The goal of this project is to use dimension reduction to characterize ecosystems by looking at the set of species that inhabit them.
Ecosystems are characterized by a combination of biotic (from living organisms) and abiotic (from physical processes) factors. For example, the ecosystems of the Amazon rainforest are affected by biotic factors like the the presence of lots of trees, but also by abiotic factors like abundant rainfall. However, these often interact in complicated ways. For example, the presence of trees in the Amazon affects rainfall, which in turn affects the vegetation.
Abiotic factors are often easier to observe than biotic ones. For example, the land temperature can be observed with satellites, but the presence of an ecologically important bird species cannot (at least directly). For this reason, projects like eBird correlate biotic factors (like the number of observations of a bird species) with abiotic ones (like the elevation) so that the presence of birds can be extrapolated to regions where there are few recorded observations.
However, with to rise of massive citizen science projects like eBird, direct observations of biotic factors have become more widespread. This raises the question: can we go the other way? Instead of estimating biotic factors from abiotic ones, is it possible to capture both by looking only at biotic ones?
There are about 1 billion observations in eBird, covering most of the world. I created a program for parsing through the roughly 500GB of eBird observations and counting the number of species that appeared in a roughly-hexagonal grid covering the Earth. The result is a vector for every grid cell encoding whether a species is present in that cell. (I use a threshold of 100 observed individuals to characterize presence, though better heuristics could probably be developed.)
Running t-SNE dimension reduction over those vectors gives 3-dimensional points which encode much of the presence-absence information. Those vectors can be visualized by coloring their associated grid cells in an RGB color with the three dimensions assigned to the red, green, and blue channels, as shown in the interactive map below.
There are some fascinating effects captured by this map. First, the different colors of the continents shows how bird populations vary from continent to continent. This isn't surprising, but it is good that we see it.

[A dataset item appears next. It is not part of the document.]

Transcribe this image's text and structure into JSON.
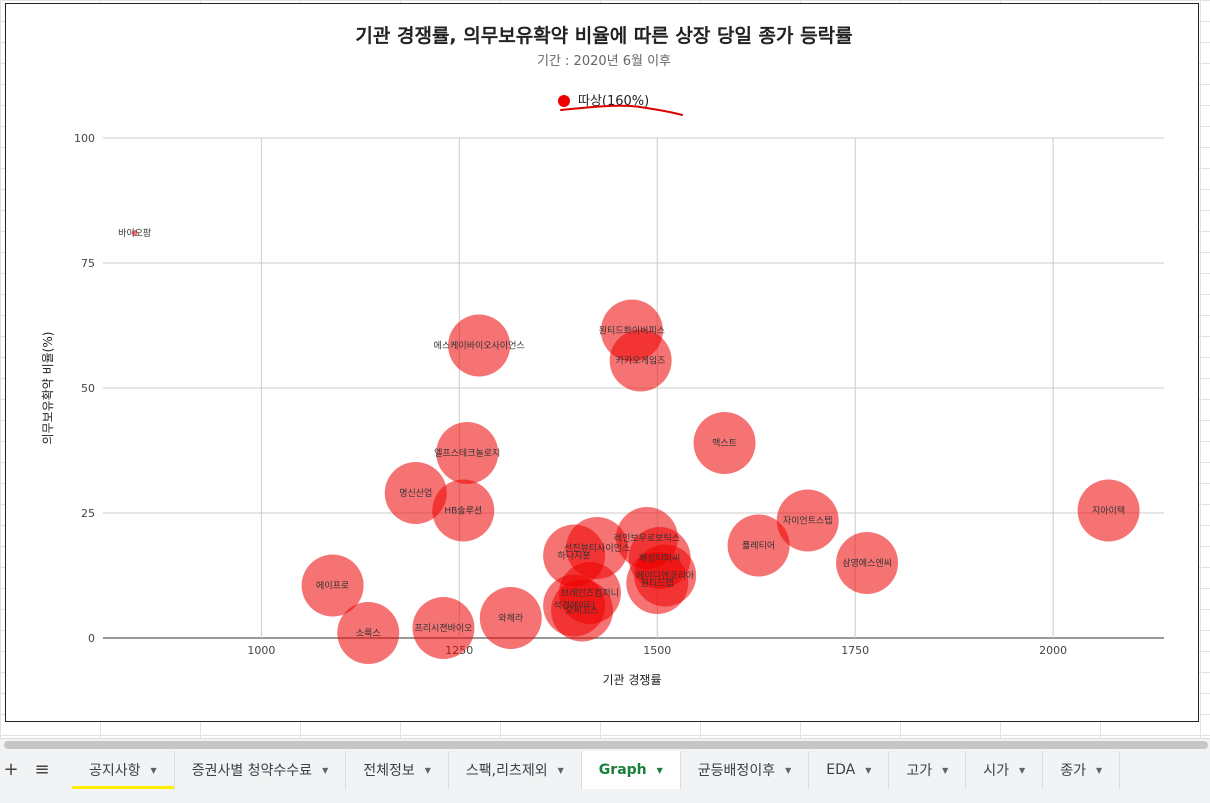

Looking closer, however, reveals more detail. For example, South America is clearly broken down into different ecosystems on either side of the Andes, as well as around the Amazon (though there are large gaps in which there were too few observations).
Europe also shows different ecosystems, though the transition is more gradual from the North to the South.
The observations from eBird are not uniformly distributed across the Earth. For example, of the roughly 1 billion observations in the dataset, more than half are from the United States.
By using adaptive sampling that puts more, smaller grid cells in areas where there are more observations, much more detailed maps can be created.
Because it contains the most observations, the United States shows incredible detail.
There are several interesting areas on that map. For example, several coastlines show different ecosystems from more inland areas (which makes sense given the number of coastal birds). California also shows lots of unique ecosystems, as well as Texas and the Gulf Coast. Otherwise, there is a gradual East-West gradient overlayed on the smaller features.